Kunststoffteilchen liegen im fertigen Kompost als Hartplastik oder als Folien vor. Letztere sind leicht und haben trotz ihrer Menge nur einen geringen Anteil am Gesamtgewicht. Deshalb wird der Fremdstoffgehalt durch zwei Werte bestimmt: den Gewichtsanteil und den Verunreinigungsgrad. Letzterer bezeichnet die Summe der Fläche der Fremdstoffe in einer Probe.

Die Kompostprobe wird maschinell gesiebt.Um beide Werte zu bestimmen, wird bei PLANCO-TEC eine genau definierte Probemenge des Komposts einem aufwändigen Analyseverfahren unterzogen. Die Probe wird zunächst bei 105° C getrocknet, zur Bestimmung des Trockengewichtes exakt gewogen und gesiebt.

Alle Fremdstoffe die größer als zwei Millimeter sind, werden mit einer Pinzette ausgelesen und getrennt nach Glas, Metall, Hartkunststoff, Folie und sonstigen Materialien gewogen. Danach wird ihr Gewichtsanteil berechnet.

Die Fremdstoffanteile werden über einen Scanner erfasst.Anschließend werden die ausgelesenen Fremdstoffe auf einem Scanner ausgebreitet. Durch elektronische Bildanalyse wird dann ihr Flächenanteil und damit der Verunreinigungsgrad bestimmt.
Die Fremdstoffanalytik wird bei PLANCO-TEC von speziell geschulten Mitarbeiterinnen und Mitarbeitern in aufwändiger Handarbeit durchgeführt und erfordert hohe Sorgfalt, Kompetenz und Erfahrung.

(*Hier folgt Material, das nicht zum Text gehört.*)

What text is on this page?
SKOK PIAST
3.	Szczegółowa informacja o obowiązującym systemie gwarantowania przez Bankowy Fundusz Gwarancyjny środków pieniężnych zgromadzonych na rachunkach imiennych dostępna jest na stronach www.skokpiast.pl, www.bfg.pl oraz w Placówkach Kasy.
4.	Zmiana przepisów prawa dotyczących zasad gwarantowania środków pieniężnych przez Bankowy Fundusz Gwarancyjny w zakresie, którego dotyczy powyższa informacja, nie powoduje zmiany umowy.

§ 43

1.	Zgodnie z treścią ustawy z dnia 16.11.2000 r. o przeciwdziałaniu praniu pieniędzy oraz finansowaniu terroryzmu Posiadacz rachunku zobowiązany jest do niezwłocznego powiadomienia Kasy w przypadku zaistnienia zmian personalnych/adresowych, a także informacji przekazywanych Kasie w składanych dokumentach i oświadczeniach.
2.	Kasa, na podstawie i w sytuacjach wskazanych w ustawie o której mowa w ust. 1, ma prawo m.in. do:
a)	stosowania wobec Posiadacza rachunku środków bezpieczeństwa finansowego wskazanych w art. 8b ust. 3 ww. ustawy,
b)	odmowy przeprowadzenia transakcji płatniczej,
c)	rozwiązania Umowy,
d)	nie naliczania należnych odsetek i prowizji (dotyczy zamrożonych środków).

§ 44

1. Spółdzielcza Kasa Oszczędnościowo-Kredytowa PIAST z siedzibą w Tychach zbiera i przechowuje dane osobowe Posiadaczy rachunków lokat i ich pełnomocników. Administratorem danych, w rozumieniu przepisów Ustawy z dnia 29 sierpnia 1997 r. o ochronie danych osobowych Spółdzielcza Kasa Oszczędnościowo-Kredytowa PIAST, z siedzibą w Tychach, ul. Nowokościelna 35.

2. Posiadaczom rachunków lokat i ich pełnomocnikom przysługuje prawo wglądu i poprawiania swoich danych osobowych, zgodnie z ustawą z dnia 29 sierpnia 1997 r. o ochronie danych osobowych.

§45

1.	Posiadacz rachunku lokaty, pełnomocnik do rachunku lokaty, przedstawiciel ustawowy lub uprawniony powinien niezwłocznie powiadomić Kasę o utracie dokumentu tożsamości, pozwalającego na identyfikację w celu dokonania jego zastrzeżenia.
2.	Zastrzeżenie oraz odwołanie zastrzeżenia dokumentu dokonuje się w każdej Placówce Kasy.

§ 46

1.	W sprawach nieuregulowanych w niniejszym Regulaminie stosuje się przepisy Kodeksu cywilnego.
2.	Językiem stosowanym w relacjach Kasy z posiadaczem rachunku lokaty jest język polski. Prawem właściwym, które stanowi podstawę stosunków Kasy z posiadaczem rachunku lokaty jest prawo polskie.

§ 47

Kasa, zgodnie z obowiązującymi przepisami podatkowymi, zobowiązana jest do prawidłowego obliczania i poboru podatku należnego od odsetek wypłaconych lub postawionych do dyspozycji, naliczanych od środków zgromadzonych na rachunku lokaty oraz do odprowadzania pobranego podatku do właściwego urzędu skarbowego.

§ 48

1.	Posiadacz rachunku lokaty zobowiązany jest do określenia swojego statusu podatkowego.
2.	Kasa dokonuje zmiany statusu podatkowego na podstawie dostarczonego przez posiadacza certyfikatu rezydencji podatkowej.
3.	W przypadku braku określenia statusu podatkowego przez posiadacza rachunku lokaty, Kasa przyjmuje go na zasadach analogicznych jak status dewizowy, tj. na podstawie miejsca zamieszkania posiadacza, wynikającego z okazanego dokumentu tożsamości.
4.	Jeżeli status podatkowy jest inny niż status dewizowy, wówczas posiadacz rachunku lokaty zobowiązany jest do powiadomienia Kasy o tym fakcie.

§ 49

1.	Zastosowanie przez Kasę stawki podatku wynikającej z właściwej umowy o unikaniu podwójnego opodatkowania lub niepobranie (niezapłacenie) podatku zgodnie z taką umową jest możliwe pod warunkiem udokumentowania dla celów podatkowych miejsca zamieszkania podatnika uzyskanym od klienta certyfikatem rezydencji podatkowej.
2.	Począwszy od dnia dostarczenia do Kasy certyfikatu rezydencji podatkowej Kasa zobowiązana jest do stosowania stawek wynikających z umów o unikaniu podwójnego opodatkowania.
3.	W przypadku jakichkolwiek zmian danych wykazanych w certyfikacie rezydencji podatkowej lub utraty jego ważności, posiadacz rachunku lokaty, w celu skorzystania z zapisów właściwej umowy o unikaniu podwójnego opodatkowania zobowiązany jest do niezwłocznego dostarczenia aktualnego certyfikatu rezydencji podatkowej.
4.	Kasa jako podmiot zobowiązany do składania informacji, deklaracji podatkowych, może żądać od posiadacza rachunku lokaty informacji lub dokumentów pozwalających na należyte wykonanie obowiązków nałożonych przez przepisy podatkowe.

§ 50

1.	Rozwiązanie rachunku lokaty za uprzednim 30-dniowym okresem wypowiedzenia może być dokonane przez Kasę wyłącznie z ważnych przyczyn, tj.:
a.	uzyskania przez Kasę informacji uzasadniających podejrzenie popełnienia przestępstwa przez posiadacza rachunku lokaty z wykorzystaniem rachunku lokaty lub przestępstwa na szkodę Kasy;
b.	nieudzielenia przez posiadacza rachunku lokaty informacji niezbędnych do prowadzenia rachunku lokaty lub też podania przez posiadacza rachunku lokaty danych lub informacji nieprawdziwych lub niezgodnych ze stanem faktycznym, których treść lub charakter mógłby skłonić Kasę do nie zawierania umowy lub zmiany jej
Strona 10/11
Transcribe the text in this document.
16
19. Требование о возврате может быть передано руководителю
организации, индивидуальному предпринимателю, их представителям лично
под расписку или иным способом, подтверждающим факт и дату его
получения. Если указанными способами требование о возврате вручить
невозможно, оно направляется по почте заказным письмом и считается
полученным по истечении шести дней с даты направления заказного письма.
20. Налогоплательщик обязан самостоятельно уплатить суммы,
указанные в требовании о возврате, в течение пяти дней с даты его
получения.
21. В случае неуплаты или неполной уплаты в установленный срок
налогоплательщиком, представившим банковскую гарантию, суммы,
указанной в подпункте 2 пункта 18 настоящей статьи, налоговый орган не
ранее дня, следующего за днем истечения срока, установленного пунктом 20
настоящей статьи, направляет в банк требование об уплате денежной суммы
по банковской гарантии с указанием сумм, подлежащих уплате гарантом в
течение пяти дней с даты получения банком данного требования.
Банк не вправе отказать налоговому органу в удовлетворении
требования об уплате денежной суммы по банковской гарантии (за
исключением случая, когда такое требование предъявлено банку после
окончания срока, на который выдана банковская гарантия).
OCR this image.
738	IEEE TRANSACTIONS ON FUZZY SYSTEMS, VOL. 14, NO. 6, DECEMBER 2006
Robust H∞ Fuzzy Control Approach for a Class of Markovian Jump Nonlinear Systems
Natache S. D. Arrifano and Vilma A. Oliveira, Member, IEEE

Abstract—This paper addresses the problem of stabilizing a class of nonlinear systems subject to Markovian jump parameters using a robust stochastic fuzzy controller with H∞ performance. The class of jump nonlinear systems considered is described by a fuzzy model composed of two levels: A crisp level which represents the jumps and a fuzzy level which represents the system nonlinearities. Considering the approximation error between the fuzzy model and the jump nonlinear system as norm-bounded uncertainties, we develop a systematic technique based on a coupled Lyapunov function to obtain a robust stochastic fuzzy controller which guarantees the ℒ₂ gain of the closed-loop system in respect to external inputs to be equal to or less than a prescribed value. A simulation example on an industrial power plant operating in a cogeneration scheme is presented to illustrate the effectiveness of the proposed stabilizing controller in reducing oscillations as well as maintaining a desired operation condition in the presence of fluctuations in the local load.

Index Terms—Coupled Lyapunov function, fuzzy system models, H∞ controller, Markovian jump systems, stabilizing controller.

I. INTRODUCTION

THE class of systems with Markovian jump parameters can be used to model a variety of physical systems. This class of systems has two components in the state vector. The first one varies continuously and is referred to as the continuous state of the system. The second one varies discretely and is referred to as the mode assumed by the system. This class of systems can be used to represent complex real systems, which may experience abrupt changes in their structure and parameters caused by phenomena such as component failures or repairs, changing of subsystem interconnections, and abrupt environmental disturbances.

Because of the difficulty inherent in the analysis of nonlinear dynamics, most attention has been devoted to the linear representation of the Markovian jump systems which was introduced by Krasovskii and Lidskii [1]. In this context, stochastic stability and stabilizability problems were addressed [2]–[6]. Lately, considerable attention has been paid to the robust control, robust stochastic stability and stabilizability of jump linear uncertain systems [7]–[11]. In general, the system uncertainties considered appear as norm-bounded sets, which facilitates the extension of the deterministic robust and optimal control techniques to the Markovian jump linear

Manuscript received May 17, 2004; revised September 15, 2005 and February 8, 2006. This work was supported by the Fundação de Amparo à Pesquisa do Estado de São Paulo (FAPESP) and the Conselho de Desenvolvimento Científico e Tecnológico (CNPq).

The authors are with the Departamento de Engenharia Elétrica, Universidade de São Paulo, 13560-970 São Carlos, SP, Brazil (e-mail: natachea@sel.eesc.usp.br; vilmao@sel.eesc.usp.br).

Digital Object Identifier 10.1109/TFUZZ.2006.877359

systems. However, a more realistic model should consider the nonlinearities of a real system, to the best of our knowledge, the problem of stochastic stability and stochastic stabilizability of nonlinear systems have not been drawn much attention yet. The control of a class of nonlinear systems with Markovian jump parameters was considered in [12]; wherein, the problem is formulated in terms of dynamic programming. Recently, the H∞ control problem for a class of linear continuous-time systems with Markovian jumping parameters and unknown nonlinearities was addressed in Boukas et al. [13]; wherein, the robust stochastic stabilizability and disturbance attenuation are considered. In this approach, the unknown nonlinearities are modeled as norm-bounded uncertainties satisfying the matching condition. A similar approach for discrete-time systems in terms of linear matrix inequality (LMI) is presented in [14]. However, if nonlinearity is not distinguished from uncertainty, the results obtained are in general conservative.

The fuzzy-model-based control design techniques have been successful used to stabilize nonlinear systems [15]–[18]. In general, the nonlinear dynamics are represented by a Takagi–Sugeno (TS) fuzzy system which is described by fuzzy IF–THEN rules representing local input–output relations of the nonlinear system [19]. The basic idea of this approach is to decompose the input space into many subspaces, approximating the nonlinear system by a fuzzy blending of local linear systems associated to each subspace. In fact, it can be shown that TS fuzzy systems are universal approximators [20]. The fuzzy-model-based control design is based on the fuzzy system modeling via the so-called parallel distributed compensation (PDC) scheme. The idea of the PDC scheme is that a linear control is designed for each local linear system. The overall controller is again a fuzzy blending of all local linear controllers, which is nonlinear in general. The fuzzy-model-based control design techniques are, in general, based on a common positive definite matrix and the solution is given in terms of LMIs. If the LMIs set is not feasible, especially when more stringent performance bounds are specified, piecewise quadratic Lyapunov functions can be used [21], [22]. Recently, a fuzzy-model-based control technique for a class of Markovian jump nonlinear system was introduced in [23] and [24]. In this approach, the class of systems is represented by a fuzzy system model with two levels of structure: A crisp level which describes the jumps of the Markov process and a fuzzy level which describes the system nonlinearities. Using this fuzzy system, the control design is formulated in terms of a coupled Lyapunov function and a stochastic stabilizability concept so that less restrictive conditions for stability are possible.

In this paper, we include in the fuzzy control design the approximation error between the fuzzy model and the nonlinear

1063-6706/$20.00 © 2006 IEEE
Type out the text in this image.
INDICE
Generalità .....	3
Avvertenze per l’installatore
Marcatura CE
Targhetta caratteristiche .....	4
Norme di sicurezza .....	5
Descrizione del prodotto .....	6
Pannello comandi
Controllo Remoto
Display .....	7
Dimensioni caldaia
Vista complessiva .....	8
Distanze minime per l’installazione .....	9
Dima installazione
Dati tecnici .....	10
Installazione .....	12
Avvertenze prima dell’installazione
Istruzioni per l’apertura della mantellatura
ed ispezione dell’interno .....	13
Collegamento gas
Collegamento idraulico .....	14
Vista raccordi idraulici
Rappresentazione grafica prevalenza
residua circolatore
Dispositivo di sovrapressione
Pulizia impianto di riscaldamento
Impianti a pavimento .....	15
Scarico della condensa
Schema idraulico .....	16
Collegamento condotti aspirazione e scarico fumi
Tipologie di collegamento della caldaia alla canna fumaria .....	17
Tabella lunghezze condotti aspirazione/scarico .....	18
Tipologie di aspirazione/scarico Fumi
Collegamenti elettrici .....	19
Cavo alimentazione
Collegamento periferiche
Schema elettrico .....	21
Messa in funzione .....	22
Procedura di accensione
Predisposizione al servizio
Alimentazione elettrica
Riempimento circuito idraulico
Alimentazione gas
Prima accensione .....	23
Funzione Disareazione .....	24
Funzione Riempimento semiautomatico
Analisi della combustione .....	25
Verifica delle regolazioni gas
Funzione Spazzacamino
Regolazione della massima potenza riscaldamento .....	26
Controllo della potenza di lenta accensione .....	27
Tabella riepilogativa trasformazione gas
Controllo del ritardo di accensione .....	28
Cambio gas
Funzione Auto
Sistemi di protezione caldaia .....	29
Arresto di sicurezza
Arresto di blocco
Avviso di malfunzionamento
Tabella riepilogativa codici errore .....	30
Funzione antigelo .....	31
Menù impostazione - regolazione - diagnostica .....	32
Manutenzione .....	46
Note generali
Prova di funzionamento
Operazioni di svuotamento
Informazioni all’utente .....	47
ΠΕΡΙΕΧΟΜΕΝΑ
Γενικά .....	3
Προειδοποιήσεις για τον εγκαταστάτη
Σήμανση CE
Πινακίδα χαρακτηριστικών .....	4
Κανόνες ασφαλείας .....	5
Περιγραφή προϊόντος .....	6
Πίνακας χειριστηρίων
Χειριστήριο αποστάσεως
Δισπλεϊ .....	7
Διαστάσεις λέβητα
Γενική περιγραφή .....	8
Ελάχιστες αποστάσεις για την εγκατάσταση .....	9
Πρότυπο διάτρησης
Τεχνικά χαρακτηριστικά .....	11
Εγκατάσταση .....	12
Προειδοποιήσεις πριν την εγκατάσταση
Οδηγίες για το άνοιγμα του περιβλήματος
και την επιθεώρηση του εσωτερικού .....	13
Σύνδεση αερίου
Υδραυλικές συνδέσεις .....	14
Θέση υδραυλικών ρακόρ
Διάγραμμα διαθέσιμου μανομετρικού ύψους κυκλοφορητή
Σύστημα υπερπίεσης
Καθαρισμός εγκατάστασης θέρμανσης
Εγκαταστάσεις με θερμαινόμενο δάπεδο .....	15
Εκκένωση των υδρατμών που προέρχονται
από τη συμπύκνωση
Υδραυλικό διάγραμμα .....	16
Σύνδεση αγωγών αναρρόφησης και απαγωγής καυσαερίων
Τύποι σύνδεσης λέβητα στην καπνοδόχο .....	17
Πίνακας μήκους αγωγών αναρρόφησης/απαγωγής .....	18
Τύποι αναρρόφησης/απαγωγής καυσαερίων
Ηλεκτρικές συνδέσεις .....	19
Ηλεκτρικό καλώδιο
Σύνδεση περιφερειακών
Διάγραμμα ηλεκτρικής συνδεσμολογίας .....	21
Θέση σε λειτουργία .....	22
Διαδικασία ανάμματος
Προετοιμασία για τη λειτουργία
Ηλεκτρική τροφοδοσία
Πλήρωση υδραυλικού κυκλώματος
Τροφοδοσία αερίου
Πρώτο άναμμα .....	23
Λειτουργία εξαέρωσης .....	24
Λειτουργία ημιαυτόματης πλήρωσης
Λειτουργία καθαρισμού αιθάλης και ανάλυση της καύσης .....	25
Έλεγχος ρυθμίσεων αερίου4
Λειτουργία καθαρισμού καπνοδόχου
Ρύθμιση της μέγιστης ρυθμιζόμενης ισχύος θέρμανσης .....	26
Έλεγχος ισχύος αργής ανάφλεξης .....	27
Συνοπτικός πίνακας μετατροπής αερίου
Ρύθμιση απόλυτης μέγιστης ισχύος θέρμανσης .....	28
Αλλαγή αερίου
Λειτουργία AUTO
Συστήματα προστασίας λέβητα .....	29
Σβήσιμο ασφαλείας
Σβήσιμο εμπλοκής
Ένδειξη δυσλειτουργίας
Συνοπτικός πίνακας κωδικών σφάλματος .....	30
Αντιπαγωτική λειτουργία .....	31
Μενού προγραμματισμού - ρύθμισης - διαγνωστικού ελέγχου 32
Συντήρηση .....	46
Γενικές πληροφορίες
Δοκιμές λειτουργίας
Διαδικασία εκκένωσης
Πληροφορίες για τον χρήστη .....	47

PLANCO-TEC ist als DAkkS-akkreditiertes Prüflabor für das Fachmodul „Bioabfall“ auf biologische und physikalische Parameter spezialisiert. Die hier durchgeführte Analytik ist ein unverzichtbarer Bestandteil der Qualitätssicherung für hochwertige Komposte aus Bioabfällen.

Langfristig hilft nur ein Verbot von Einwegplastik

Verunreinigungen im Bioabfall durch Kunststoffe haben deutlich zugenommen, daran hat auch die intensive Informations- und Öffentlichkeitsarbeit vieler Kommunen nichts geändert. Kunststoffverpackungen und Wegwerfplastik verursachen im Bioabfall enorme Probleme und sind kaum mehr herauszubekommen.